Whoever prays to Thee
and mentions my name,
Because of my suffering, help him,
O God, help him for my sake!”
Then came a voice from heaven: “I accept your prayer;
now render Me your soul!”
The saint released his soul and flew to Paradise,
before the falling of the sword!
Many of the serious infirmities that befall a man have their cause, known or unknown, in his past. The causes of such serious infirmities as, let us say, mental disorder, are nothing other than the transgression of the moral law of God.

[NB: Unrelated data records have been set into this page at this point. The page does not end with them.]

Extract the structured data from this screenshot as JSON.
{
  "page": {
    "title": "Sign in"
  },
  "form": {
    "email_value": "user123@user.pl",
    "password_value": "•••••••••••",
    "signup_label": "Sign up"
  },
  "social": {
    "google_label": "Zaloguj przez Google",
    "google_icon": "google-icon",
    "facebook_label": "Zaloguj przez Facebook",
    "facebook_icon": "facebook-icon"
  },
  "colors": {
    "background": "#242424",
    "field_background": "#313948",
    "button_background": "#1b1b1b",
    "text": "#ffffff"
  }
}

When St. Charalampus was being tortured, the persecuting emperor learned of his miracle-working power. The emperor ordered an insane man to be brought before Charalampus, to see if Charalampus could heal him. The devil had tormented this man for thirty-five years, driving him into the wilderness and hills and hurling him into bogs and chasms. When this deranged man approached Charalampus, the demon sensed a sweet-smelling fragrance emanating from the holy man and shouted: “I beg you, O servant of God, do not torment me before my time, but command me and I will depart. And, if you wish, I will tell you how it happened that I entered into this man.” The saint commanded the demon to relate the story. The demon said: “This man wanted to steal from his neighbor and thought to himself: ‘If I don’t kill the man first, I will not be able to seize his goods.’ So he went and killed his neighbor. Having caught him in the act, I entered him and, behold, I have dwelt in him for thirty-five years.” Upon hearing this, the saint of God commanded the demon to depart from the man immediately and to leave him in peace. The demon departed, and the demented man was restored to health and became tranquil.

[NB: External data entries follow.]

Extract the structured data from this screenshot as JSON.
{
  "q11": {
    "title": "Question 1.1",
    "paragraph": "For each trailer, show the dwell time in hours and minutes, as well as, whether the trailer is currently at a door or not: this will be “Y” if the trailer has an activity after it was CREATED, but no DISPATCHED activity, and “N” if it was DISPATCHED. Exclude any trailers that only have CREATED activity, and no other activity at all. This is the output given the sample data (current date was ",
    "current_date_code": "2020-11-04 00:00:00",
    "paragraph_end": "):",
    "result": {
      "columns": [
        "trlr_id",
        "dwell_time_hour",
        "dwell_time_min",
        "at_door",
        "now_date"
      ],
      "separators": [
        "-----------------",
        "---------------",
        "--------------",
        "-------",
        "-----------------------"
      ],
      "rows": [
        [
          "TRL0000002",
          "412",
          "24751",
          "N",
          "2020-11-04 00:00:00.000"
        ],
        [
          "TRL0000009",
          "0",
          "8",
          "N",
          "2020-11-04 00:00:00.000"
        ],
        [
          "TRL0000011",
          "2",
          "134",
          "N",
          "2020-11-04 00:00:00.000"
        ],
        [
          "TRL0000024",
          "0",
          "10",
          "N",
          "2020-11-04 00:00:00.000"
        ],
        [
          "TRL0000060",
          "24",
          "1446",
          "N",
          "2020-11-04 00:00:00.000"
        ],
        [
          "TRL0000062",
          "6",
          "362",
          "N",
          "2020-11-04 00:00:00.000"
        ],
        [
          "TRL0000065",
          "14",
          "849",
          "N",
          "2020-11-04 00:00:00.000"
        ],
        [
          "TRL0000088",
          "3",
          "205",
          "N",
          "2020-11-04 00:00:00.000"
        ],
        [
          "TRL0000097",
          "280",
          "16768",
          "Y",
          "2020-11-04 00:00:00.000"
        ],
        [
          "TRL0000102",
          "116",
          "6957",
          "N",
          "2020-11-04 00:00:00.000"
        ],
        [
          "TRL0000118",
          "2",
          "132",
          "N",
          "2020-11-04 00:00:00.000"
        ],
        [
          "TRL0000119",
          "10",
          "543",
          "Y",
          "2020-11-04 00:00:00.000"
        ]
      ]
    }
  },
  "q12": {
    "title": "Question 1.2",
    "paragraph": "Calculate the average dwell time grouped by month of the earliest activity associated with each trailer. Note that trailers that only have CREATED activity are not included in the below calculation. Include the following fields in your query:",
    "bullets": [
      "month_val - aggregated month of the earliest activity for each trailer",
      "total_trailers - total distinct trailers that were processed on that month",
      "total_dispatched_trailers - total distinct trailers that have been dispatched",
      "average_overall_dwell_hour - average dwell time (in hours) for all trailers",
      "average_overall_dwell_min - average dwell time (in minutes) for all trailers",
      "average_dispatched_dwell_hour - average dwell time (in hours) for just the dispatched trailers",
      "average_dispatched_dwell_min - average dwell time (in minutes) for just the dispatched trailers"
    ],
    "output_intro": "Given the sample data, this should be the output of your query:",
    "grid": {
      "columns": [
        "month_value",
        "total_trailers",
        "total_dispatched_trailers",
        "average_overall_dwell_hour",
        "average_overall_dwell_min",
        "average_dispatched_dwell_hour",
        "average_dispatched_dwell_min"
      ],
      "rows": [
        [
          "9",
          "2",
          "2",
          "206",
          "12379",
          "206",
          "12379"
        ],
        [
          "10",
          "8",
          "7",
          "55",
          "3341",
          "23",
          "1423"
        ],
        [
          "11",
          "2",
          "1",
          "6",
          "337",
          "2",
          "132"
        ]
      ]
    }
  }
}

Contemplate the Lord Jesus as the Beauty of the entire created world:
1. As the Beauty of all created things, a Beauty dulled from fear and the melancholy of sin;
2. As the Beauty of man, the most rational being in the material world, a Beauty dulled by fear and the melancholy of sin;
3. As the Beauty of a pure, mental, bodiless world of the angels;
4. As the Beauty of the Holy Trinity, revealed by Him and through Him.

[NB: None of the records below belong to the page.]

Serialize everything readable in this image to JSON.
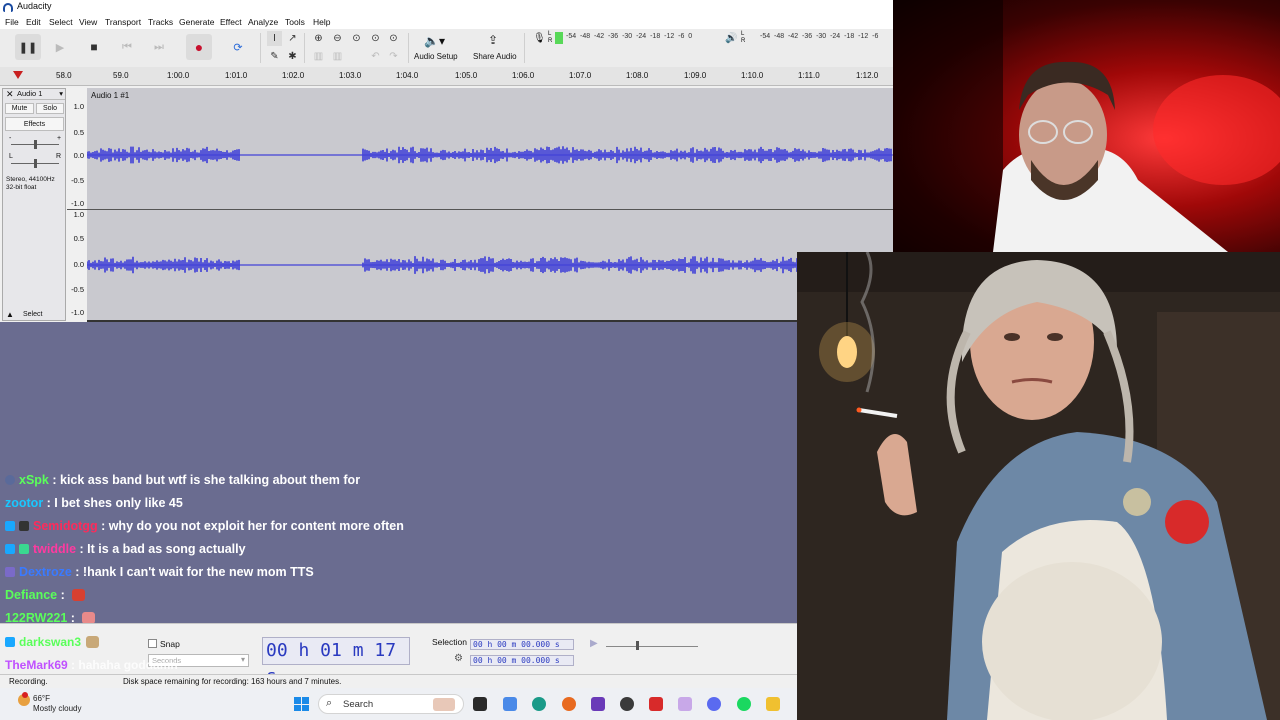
{
  "window": {
    "title": "Audacity"
  },
  "menu": [
    "File",
    "Edit",
    "Select",
    "View",
    "Transport",
    "Tracks",
    "Generate",
    "Effect",
    "Analyze",
    "Tools",
    "Help"
  ],
  "toolbar": {
    "audio_setup_label": "Audio Setup",
    "share_audio_label": "Share Audio",
    "record_meter_labels": [
      "-54",
      "-48",
      "-42",
      "-36",
      "-30",
      "-24",
      "-18",
      "-12",
      "-6",
      "0"
    ],
    "playback_meter_labels": [
      "-54",
      "-48",
      "-42",
      "-36",
      "-30",
      "-24",
      "-18",
      "-12",
      "-6"
    ]
  },
  "timeline": {
    "ticks": [
      "58.0",
      "59.0",
      "1:00.0",
      "1:01.0",
      "1:02.0",
      "1:03.0",
      "1:04.0",
      "1:05.0",
      "1:06.0",
      "1:07.0",
      "1:08.0",
      "1:09.0",
      "1:10.0",
      "1:11.0",
      "1:12.0"
    ]
  },
  "track": {
    "name": "Audio 1",
    "clip_name": "Audio 1 #1",
    "mute_label": "Mute",
    "solo_label": "Solo",
    "effects_label": "Effects",
    "format_line1": "Stereo, 44100Hz",
    "format_line2": "32-bit float",
    "select_label": "Select",
    "ruler": [
      "1.0",
      "0.5",
      "0.0",
      "-0.5",
      "-1.0",
      "1.0",
      "0.5",
      "0.0",
      "-0.5",
      "-1.0"
    ],
    "waveform_color": "#3c3cd8"
  },
  "chat": [
    {
      "user": "xSpk",
      "user_color": "#5aff5a",
      "message": ": kick ass band but wtf is she talking about them for"
    },
    {
      "user": "zootor",
      "user_color": "#19c8ff",
      "message": ": I bet shes only like 45"
    },
    {
      "user": "Semidotgg",
      "user_color": "#ff2a5a",
      "message": ": why do you not exploit her for content more often"
    },
    {
      "user": "twiddle",
      "user_color": "#ff3aa0",
      "message": ": It is a bad as song actually"
    },
    {
      "user": "Dextroze",
      "user_color": "#3a7aff",
      "message": ": !hank I can't wait for the new mom TTS"
    },
    {
      "user": "Defiance",
      "user_color": "#5aff5a",
      "message": ":"
    },
    {
      "user": "122RW221",
      "user_color": "#5aff5a",
      "message": ":"
    }
  ],
  "chat_overlap": [
    {
      "user": "darkswan3",
      "user_color": "#5aff5a"
    },
    {
      "user": "TheMark69",
      "user_color": "#c050ff",
      "message": ": hahaha goddamn"
    }
  ],
  "selection_toolbar": {
    "snap_label": "Snap",
    "seconds_label": "Seconds",
    "audio_position": "00 h 01 m 17 s",
    "selection_label": "Selection",
    "selection_start": "00 h 00 m 00.000 s",
    "selection_end": "00 h 00 m 00.000 s"
  },
  "status": {
    "state": "Recording.",
    "disk": "Disk space remaining for recording: 163 hours and 7 minutes."
  },
  "taskbar": {
    "temperature": "66°F",
    "weather": "Mostly cloudy",
    "search_placeholder": "Search"
  }
}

on the sin of those who assert that they can see
“If ye were blind, ye should have no sin” (John 9:41).
These words were spoken to the Jews by Him Who gave them the Law through the prophets, that the Law might serve them as the sight of the soul. The Jews received that sight, but they intentionally and evilly shut their eyes. That is why the righteous Lord spoke these righteous words to them.
These are words of true justice, yesterday and today and forever, for a blind man has no sin if he tramples upon someone else’s crop or if he takes someone else’s garment instead of his own. If he who has sight commits this, he will be committing a sin and will incur punishment. If he who has eyes intentionally closes his eyes and does this, he also will be committing a sin and will incur punishment.
Nevertheless, what can be said about those who have received baptism and chrismation, the two eyes of the soul, and still sin as those who are unbaptized? At the Last Judgment, they will not be treated as those who are born blind, rather they will be judged as transgressors who have willfully disfigured and blinded themselves.
And what can be said about those who receive the other Mysteries of grace in the fullness of Orthodoxy, having before them the examples of the saints, and constantly listening to the warnings and admonitions of God’s Church, but who nevertheless depart and go astray? At the Last Judgment such people will not be able to justify themselves by any type of blindness; rather they will be judged as transgressors who have disfigured themselves and others around them with blindness.
O Awesome Lord, save us from sin. O Merciful Lord, open our eyes to the path of salvation.
To Thee be glory and praise forever. Amen.